Here is what “low administrative costs” and a claim policy that is pay and pursue get you. $1 billion in fraud not caught for fourteen years. If Medicare followed procedures common with private insurance companies, this would be very unlikely.
Patients and doctors hate pre-authorization and medical necessity scrutiny and it can be annoying, but this case is just one of way too many examples of what happens when you have a loose claim policy. Government oversight groups have been pointing this out for years and yet little has been done.
The New York Times
7-22-16
U.S. Says Florida Network Defrauded Medicare and Medicaid of Over $1 Billion
By ERIC LICHTBLAU
JULY 22, 2016
WASHINGTON — In the largest case of health care fraud ever brought by the Justice Department, federal prosecutors on Friday charged three people at a network of Florida nursing and assisted-living facilities for their suspected role in a scheme to defraud Medicare and Medicaid of more than $1 billion.

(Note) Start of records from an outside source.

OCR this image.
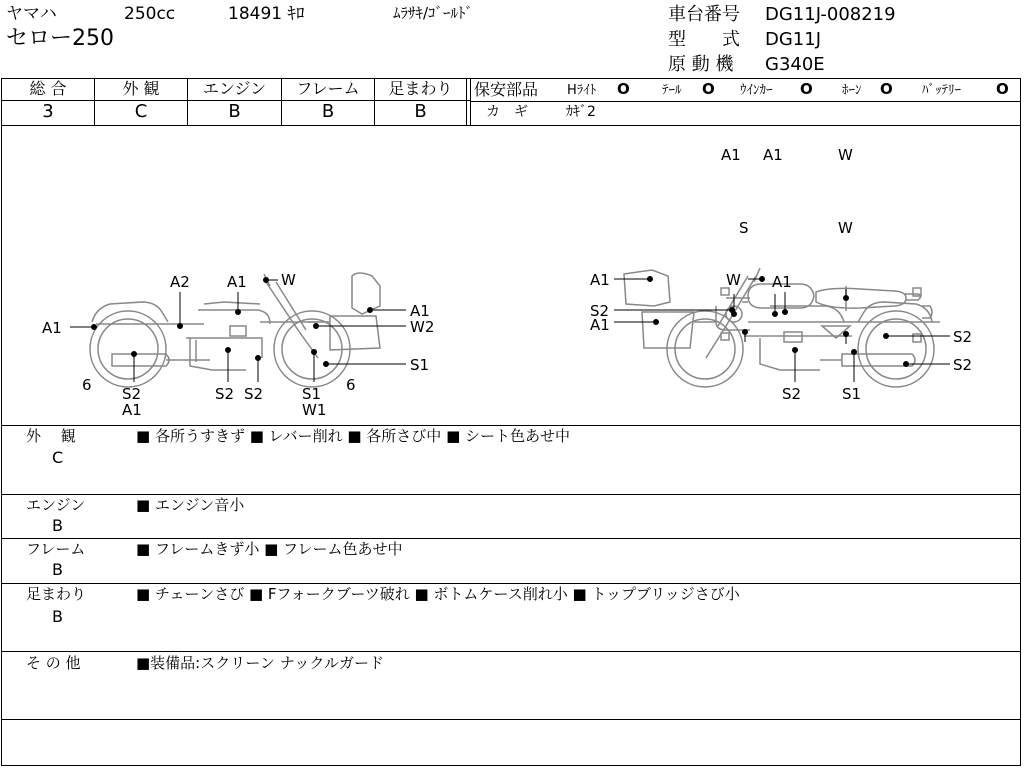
ヤマハ	250cc	18491 ｷﾛ	ﾑﾗｻｷ/ｺﾞｰﾙﾄﾞ
セロー250
車台番号 DG11J-008219
型　　式 DG11J
原 動 機 G340E
総 合
3
外 観
C
エンジン
B
フレーム
B
足まわり
B
保安部品 Hﾗｲﾄ O ﾃｰﾙ O ｳｲﾝｶｰ O ﾎｰﾝ O ﾊﾞｯﾃﾘｰ O
カ　ギ	ｶｷﾞ2
A1 A1	W
S	W
A2 A1 W
A1
A1	W2
S1
6 S2
A1
S2 S2	S1
W1
6
A1	W A1
S2
A1
S2
S2
S2	S1
外　 観
C
■ 各所うすきず ■ レバー削れ ■ 各所さび中 ■ シート色あせ中
エンジン
B
■ エンジン音小
フレーム
B
■ フレームきず小 ■ フレーム色あせ中
足まわり
B
■ チェーンさび ■ Fフォークブーツ破れ ■ ボトムケース削れ小 ■ トップブリッジさび小
そ の 他	■装備品:スクリーン ナックルガード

Prosecutors charged that Philip Esformes, 47, of Miami, who owns 30 nursing homes and assisted-living facilities in the area, created a fraudulent network built on billing Medicare for performing lucrative procedures that were not needed.
Over a period of 14 years, Mr. Esformes’s facilities would take in Medicare and Medicaid recipients who did not actually qualify for skilled nursing or assisted-living facilities, then bill the government programs for their care, prosecutors charged.